Economic growth is expected to reach 2.5% in 2023 in Morocco

Economic growth is expected to reach 2.5% in 2023 in Morocco

Morocco’s economic growth is expected to reach 2.5% this year to reach 3.3% pressure in 2024, World Bank data shows.

These figures are promising after economic growth of only 1.1% in 2022. in Washington.

In the Middle East and North Africa MENA region, growth is expected to slow to 2.2% in 2023, with downward revisions from January projections for both oil-exporting and oil-importing countries. the World Bank in its forecasts.

The financial institution explains that the forecast increase is due to “the resilience of tourism and the automotive industry”, it nevertheless adds that “unfavorable weather conditions will delay the normalization of agricultural production after several consecutive years of drought”.

Nevertheless, the World Bank estimates that there will be a growth of 3.5% in 2025 in Morocco and that production should rebound in 2024 to reach 3.3%, as inflation and global turmoil ease. will subside and oil production will increase.

“The MENA region started the year 2023 on a solid growth dynamic, but which is marking time”, underlines the financial institution, recalling that the oil-exporting countries having benefited from high growth for ten years and a low unemployment last year, announced cuts in their oil production.

Globally, economic growth is expected to decline 2.1%, from 3.1% in 2022, according to projections. Growth has slowed markedly and the risk of financial stress in emerging market and developing economies is intensifying amid high interest rates, the same source added.

Compared to oil-importing economies, they face challenges, especially inflation.
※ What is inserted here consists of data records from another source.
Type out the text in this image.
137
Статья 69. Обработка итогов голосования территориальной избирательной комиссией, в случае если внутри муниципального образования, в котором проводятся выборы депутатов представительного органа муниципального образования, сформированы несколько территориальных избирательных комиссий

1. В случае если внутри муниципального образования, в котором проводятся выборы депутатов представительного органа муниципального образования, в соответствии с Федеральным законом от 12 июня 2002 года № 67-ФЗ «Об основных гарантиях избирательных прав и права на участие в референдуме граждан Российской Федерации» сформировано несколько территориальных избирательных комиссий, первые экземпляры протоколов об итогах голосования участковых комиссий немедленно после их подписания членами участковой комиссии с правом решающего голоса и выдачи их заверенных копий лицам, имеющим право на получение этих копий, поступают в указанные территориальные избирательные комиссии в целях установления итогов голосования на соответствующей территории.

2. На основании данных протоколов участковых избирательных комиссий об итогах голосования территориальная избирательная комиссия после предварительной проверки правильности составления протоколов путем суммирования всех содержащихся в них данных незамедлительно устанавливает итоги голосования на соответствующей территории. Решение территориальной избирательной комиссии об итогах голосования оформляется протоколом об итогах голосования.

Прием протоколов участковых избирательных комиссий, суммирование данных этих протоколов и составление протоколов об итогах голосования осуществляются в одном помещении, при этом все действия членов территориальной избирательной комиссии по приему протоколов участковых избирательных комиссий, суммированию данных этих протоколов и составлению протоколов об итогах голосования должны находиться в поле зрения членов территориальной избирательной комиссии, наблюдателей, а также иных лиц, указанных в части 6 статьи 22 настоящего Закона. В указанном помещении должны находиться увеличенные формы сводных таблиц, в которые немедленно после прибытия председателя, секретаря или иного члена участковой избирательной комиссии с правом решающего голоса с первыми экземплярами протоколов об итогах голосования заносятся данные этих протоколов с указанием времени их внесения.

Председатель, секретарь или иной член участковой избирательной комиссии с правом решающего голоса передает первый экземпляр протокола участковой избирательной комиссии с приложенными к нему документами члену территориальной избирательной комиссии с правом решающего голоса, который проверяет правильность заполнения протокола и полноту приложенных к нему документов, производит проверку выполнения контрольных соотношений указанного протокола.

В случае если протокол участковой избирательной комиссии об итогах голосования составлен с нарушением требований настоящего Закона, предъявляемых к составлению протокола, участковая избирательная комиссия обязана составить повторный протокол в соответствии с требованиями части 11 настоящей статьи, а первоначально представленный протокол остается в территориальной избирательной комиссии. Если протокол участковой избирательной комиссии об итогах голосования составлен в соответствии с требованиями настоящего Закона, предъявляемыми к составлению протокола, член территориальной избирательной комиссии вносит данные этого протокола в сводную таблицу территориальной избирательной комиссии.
As the windfall effect of soaring prices for exporters fades and global demand weakens, oil production has fallen rapidly from double-digit increases at the end of 2022.

“Oil-importing countries suffered from continued adverse conditions in 2023, with median consumer price inflation reaching levels not seen in more than a decade in the first half of the year,” the report said. institution of Bretton Woods.
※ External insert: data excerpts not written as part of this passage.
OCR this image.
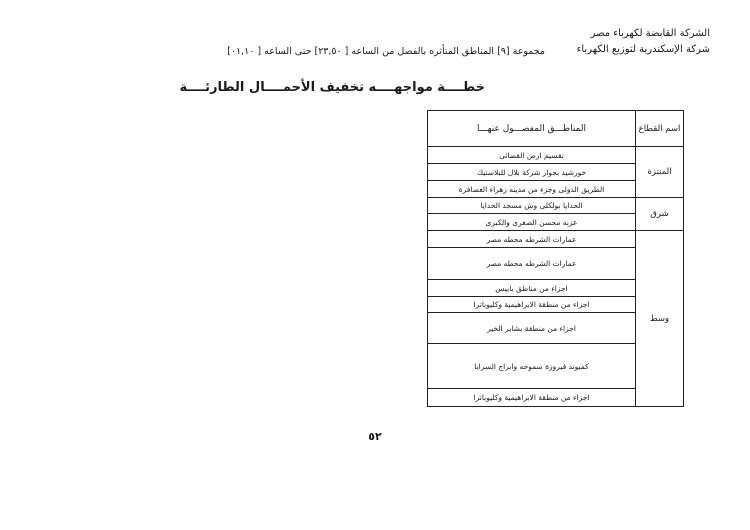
الشركة القابضة لكهرباء مصر
شركة الإسكندرية لتوزيع الكهرباء
مجموعة [٩] المناطق المتأثره بالفصل من الساعه [ ٢٣,٥٠] حتى الساعه [ ٠١,١٠]
خطــــة مواجهــــه تخفيف الأحمــــال الطارئــــة
المناطـــق المفصـــول عنهـــا	اسم القطاع
المنتزة
شرق
وسط
تقسيم ارض القضائى
خورشيد بجوار شركة بلال للبلاستيك
الطريق الدولى وجزء من مدينه زهراء العصافرة
الحدايا بولكلى وش مسجد الحدايا
عزبه محسن الصغرى والكبرى
عمارات الشرطه محطه مصر
عمارات الشرطه محطه مصر
اجزاء من مناطق بابيس
اجزاء من منطقة الابراهيمية وكليوباترا
اجزاء من منطقة بشاير الخير
كمبوند فيروزة سموحه وابراج السرايا
اجزاء من منطقة الابراهيمية وكليوباترا
٥٢
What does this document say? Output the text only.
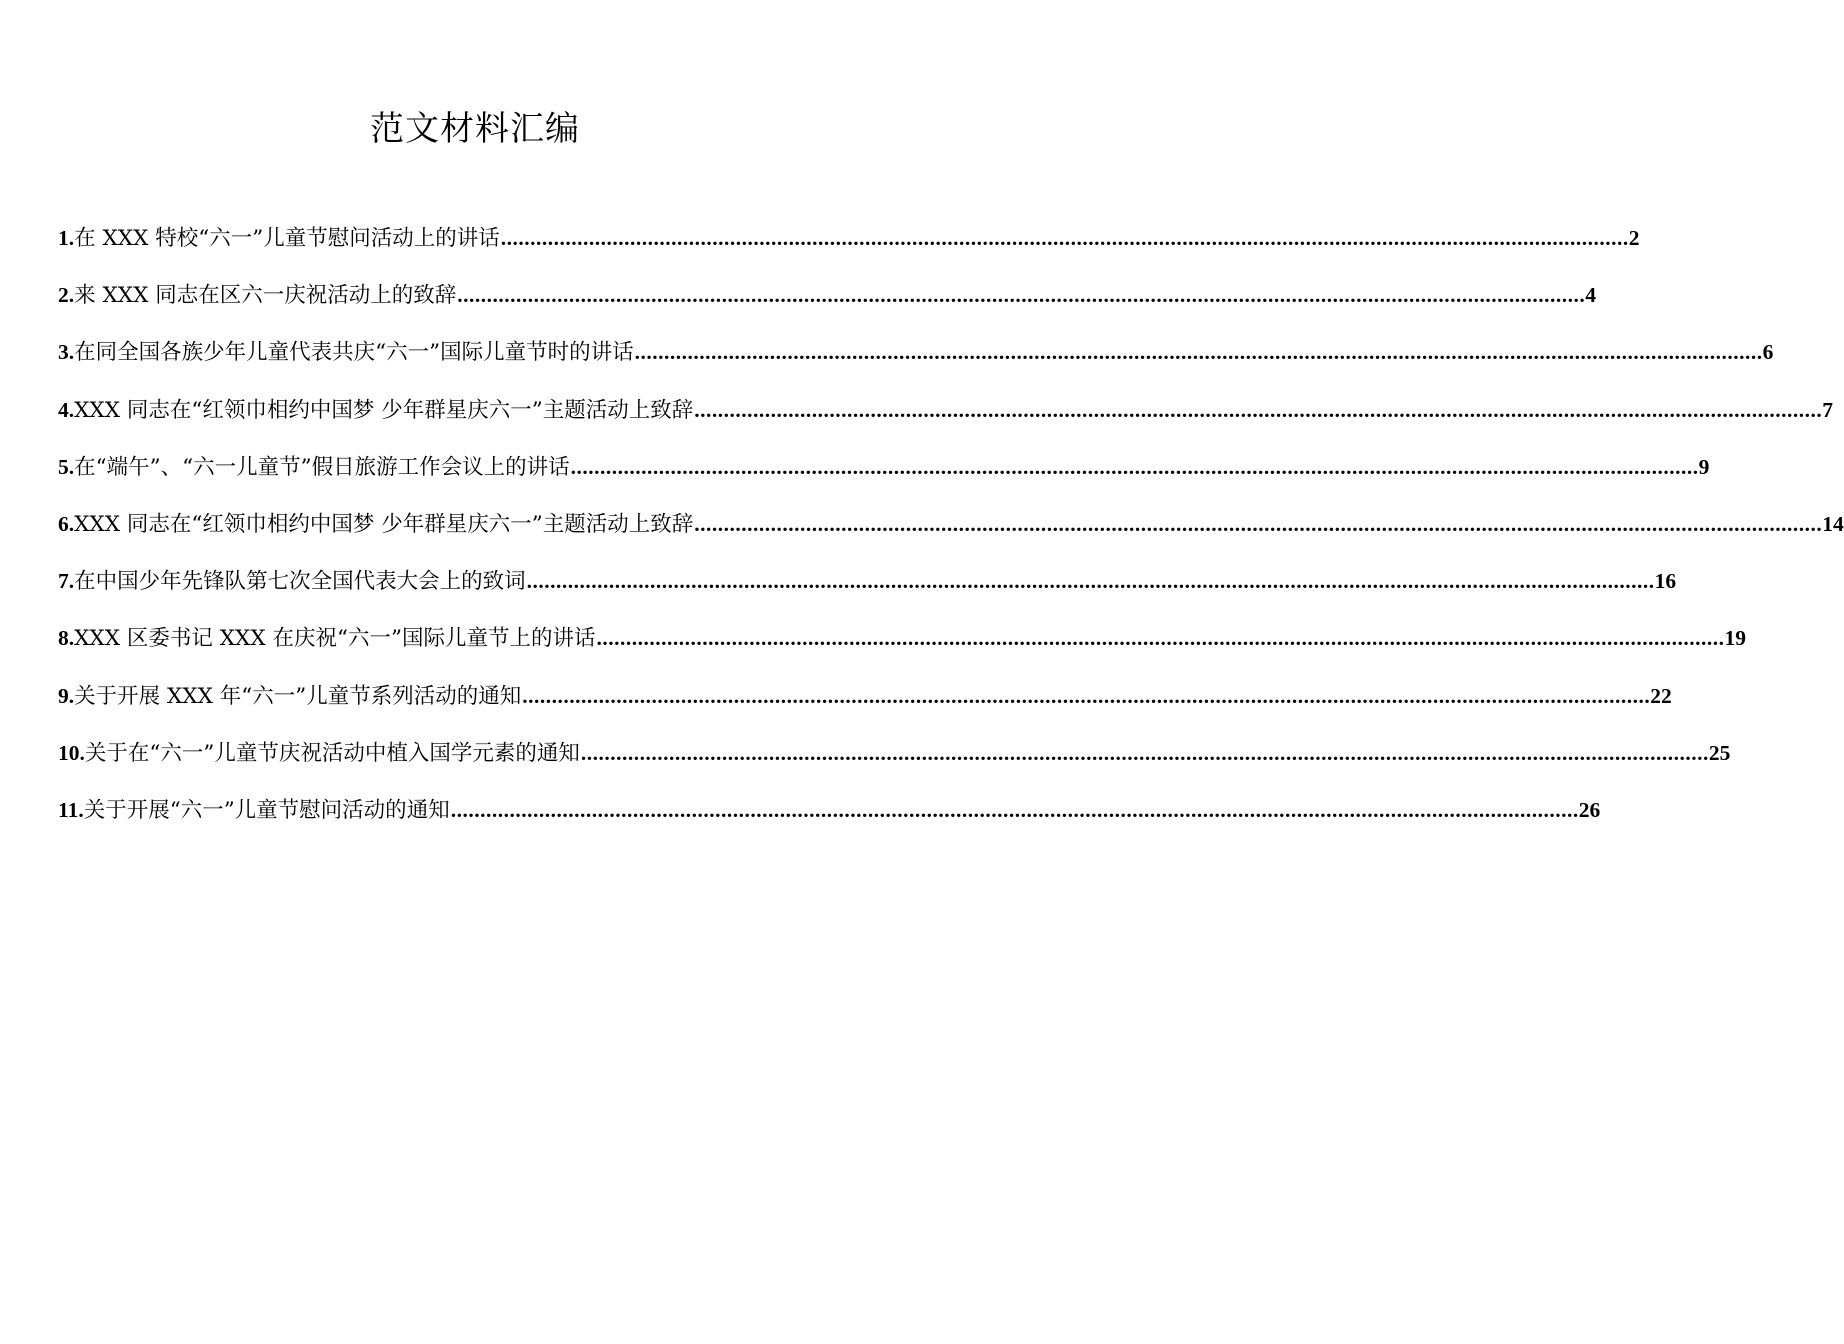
范文材料汇编
1. 在 XXX 特校“六一”儿童节慰问活动上的讲话 .....	2
2. 来 XXX 同志在区六一庆祝活动上的致辞 .....	4
3. 在同全国各族少年儿童代表共庆“六一”国际儿童节时的讲话 .....	6
4. XXX 同志在“红领巾相约中国梦 少年群星庆六一”主题活动上致辞 .....	7
5. 在“端午”、“六一儿童节”假日旅游工作会议上的讲话 .....	9
6. XXX 同志在“红领巾相约中国梦 少年群星庆六一”主题活动上致辞 .....	14
7. 在中国少年先锋队第七次全国代表大会上的致词 .....	16
8. XXX 区委书记 XXX 在庆祝“六一”国际儿童节上的讲话 .....	19
9. 关于开展 XXX 年“六一”儿童节系列活动的通知 .....	22
10. 关于在“六一”儿童节庆祝活动中植入国学元素的通知 .....	25
11. 关于开展“六一”儿童节慰问活动的通知 .....	26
Oil-importing economies are vulnerable to significant changes in market moods, given their higher public debt levels and more limited foreign exchange reserves, the same source noted.

Exporting countries remain highly dependent on oil revenues, and any global initiative to accelerate the transition to green energy could expose them to an unexpected decline in demand for fossil fuels, adds the World Bank.